Cyril: Les difficultés sont assez nombreuses en fait. Ça commence par les concerts à trouver vu les problèmes croissants des lieux qui programment des groupes (salles, bars, festivals…). Les lois sont de plus en plus contraignantes et les organisateurs ont de plus en plus de mal à arriver à monter des évènements. Plus largement se pose la question de la musique amateur en France. Elle devient de plus en plus impossible. Je parle pour notre cas précis. Pour la production de l’album, on a voulu faire les choses dans les règles de l’art. Les règles sont telles que l’on nous demande de l’argent avant même d’avoir gagné un rond sur notre album. Il y a aussi toutes les questions d’assurances quand on va jouer, de rentabilité des concerts. Je ne vais pas rentrer dans les détails mais aller jouer quelque part coûte (camion, essence, péages, accessoires, baguettes, cordes, lampes etc…), et vu les cachets que l’on pratique, il est impossible de salarier les gens. Ce n’est pas par volonté de truander, mais c’est tout simplement parce que c’est impossible. Si on le faisait, on serait à la rue sur 99 % des dates. Mais ça, les pouvoirs publics ne s’en préoccupent pas et, même pire, ferment les yeux sur ces pratiques. C’est un peu tout le monde le sait mais personne ne dit rien. Etre hors la loi c’est pourtant, je ne pense pas, une fatalité mais il faut une volonté politique claire pour pouvoir y arriver. Ca n’a pas l’air d’être à l’ordre du jour de ces messieurs.

Quelles solutions, d’après vous, résoudraient ces problèmes?

Sylvain: Les solutions vont peut-être se trouver d’elles mêmes du fait de ce qui est en train de se passer politiquement et socialement. Nous revenons de plus en plus dans le passé. Je ne sais plus si nous sommes sous Raffarin, Giscard ou Pompidou. Les grands magasins de disques ne veulent plus vendre que de la “Star Pop Academy” au détriment de la place accordée aux petits groupes. Les bars se font emmerder et les salles n’ont plus les moyens de faire autant de concerts qu’avant à cause de la baisse des subventions. Les intermittents se font guillotiner. Tu vas sûrement trouver ça paradoxal, mais tout ce contexte va peut-être faire en sorte que le rock se réveille en France. Les groupes seront de plus en plus énervés et les gamins aussi. Des réseaux parallèles devront réapparaître pour que les artistes undergrounds puissent se produire. Des disquaires indépendants rouvriront, tout simplement parce que tu ne pourras plus trouver certains disques ailleurs que chez eux… Je rêve un peu, beaucoup même. Mais il nous faudrait un nouveau Béruriers Noirs qui remplisse le Zénith pour 8 euros la place. C’est sur que ce n’est pas avec les groupes de néo métal insipides que les renseignement généraux vont flipper. Quand les gens en auront marre de se faire endormir le cerveau, il y aura forcement une réaction. “Formez des groupes de rock libres !!”.

D’où en sont les Homeboys avec l’étranger? Comptez vous vous y rendre?

Sylvain: Pour l’instant, nous n’avons pas attaqué le reste de la planète mais c’est vrai que nous y pensons de plus en plus. Des potes d’autres groupes qui jouent régulièrement à l’étranger nous disent qu’il y a pas mal d’autres pays en Europe qui sont bien plus “rock’n roll” que la France. Nous avons en projet de faire une mini tournée en Europe avec un autre groupe français, mais rien n’est sur alors je ne vais pas m’étendre sur la question…

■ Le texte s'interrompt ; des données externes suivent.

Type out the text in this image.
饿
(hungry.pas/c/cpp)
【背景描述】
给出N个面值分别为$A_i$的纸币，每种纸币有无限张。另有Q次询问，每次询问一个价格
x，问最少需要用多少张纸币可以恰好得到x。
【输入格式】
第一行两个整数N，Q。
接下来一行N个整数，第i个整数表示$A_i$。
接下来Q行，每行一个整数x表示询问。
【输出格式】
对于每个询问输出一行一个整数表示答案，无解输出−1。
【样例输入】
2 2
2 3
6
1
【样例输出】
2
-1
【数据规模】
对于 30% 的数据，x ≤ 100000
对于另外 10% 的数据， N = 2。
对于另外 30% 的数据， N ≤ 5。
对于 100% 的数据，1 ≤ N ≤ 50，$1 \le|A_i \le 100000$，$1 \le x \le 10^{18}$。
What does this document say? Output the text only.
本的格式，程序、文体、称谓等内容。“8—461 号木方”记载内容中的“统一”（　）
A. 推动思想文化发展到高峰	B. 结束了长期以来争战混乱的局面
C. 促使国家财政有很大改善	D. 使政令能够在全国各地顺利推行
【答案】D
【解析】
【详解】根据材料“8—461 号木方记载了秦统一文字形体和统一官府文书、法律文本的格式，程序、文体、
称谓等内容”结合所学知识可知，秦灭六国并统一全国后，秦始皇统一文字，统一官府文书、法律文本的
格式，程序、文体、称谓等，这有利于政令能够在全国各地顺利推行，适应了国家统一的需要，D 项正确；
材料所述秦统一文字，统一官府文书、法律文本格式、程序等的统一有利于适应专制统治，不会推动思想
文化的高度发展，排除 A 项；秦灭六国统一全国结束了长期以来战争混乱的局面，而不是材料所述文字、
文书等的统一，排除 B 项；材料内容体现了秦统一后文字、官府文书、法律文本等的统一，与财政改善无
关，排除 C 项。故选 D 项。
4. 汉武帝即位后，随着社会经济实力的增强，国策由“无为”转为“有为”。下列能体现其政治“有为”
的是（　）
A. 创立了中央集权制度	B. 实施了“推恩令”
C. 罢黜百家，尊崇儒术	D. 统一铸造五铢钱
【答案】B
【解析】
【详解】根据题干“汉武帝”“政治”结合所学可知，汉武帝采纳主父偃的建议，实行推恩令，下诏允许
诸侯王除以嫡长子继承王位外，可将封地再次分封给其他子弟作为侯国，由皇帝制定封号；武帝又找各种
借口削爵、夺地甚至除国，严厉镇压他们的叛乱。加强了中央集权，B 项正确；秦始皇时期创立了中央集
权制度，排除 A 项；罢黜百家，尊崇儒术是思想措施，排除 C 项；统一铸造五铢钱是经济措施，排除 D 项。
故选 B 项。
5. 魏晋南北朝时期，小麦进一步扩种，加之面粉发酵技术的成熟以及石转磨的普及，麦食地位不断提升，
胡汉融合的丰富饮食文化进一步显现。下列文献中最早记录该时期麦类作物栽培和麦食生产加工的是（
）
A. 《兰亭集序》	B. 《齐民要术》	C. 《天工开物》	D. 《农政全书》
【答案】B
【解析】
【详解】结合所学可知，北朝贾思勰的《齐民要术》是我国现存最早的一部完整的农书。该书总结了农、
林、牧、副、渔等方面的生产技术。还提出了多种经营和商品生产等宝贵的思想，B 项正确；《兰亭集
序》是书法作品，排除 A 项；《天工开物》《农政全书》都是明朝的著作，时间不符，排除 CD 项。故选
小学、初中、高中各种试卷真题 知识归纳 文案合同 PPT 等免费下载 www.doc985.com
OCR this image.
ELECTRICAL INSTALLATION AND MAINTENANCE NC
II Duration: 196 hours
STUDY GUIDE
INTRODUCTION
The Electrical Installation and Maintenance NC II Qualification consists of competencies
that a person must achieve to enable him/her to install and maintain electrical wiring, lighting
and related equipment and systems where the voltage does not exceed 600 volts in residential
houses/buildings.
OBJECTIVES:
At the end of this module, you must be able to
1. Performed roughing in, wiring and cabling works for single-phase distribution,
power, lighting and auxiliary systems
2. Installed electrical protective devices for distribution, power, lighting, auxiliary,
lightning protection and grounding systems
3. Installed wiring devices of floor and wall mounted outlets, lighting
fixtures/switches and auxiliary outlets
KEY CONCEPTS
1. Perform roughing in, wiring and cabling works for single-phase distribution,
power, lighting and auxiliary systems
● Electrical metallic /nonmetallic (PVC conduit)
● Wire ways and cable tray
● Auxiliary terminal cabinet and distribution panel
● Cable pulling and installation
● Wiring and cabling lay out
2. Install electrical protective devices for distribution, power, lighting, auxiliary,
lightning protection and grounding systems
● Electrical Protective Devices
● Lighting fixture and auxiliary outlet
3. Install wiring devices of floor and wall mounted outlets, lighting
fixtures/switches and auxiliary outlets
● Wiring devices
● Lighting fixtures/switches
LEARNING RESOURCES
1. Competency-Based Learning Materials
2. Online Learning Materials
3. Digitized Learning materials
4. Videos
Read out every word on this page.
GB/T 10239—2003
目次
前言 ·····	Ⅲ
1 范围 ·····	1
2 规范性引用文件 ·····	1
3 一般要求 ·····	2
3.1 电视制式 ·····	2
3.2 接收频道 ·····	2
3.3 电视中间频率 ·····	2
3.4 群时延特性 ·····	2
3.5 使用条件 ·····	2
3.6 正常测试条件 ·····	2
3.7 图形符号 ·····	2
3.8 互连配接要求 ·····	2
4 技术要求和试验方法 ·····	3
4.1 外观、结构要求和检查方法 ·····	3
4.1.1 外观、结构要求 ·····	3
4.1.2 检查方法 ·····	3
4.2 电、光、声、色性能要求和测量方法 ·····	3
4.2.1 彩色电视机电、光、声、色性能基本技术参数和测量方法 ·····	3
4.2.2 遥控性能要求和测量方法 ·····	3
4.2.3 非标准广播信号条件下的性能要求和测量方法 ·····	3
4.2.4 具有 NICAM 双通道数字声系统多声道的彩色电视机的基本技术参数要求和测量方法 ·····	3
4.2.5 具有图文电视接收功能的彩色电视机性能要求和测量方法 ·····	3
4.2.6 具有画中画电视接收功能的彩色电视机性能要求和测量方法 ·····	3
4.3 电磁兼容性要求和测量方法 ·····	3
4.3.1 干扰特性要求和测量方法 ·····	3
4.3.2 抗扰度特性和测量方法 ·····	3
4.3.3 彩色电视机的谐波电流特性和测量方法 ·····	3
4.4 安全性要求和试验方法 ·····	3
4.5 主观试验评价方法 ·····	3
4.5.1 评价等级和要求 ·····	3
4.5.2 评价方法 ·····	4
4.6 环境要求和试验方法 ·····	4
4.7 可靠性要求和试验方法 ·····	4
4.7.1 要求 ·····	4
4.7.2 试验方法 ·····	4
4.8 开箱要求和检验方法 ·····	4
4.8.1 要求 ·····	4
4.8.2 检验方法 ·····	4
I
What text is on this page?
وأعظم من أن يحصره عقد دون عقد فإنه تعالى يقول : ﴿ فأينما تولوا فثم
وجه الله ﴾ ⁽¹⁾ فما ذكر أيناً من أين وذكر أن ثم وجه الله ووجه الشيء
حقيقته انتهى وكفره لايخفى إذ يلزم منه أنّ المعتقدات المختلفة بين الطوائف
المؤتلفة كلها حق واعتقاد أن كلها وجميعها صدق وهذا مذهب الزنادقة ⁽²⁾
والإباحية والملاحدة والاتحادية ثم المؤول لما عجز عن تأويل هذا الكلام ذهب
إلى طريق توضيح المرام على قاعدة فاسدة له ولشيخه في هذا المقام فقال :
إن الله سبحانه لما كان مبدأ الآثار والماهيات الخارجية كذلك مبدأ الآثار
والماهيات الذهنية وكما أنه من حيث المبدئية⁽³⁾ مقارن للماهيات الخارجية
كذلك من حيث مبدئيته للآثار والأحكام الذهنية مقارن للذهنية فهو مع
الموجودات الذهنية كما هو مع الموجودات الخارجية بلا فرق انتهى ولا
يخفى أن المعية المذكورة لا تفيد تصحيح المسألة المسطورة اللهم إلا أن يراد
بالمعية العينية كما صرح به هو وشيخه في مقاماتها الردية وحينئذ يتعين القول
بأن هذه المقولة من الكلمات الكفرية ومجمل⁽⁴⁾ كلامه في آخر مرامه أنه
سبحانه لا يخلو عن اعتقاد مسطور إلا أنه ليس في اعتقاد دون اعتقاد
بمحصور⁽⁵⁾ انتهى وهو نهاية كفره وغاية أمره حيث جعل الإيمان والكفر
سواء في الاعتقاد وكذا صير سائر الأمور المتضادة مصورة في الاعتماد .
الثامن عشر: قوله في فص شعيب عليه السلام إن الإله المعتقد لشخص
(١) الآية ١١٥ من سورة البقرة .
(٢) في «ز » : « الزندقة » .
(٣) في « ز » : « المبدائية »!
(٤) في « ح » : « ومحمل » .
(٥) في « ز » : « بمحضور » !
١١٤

Avez vous des projets sur le feu?

Sylvain: À part les concerts pour défendre notre nouveau bébé, nous avons enregistré une reprise des Ludwig, “New Orleans”, pour un tribute qui devrait sortir début 2004. Sinon, je vais m’occuper de notre site internet avec notre webmaster parce que, jusqu’à présent, on a un peu pris ça à la légère, alors que je m’aperçois que c’est un bon media qui peu apporter un vrai plus à un groupe comme nous.

Le mot de la fin…

Sylvain: Merci à toi de nous donner une nouvelle fois la parole. Ça fait plaisir, surtout que je sais que tu nous suis depuis le début. Salut à tout tes lecteurs et à bientôt sur la route.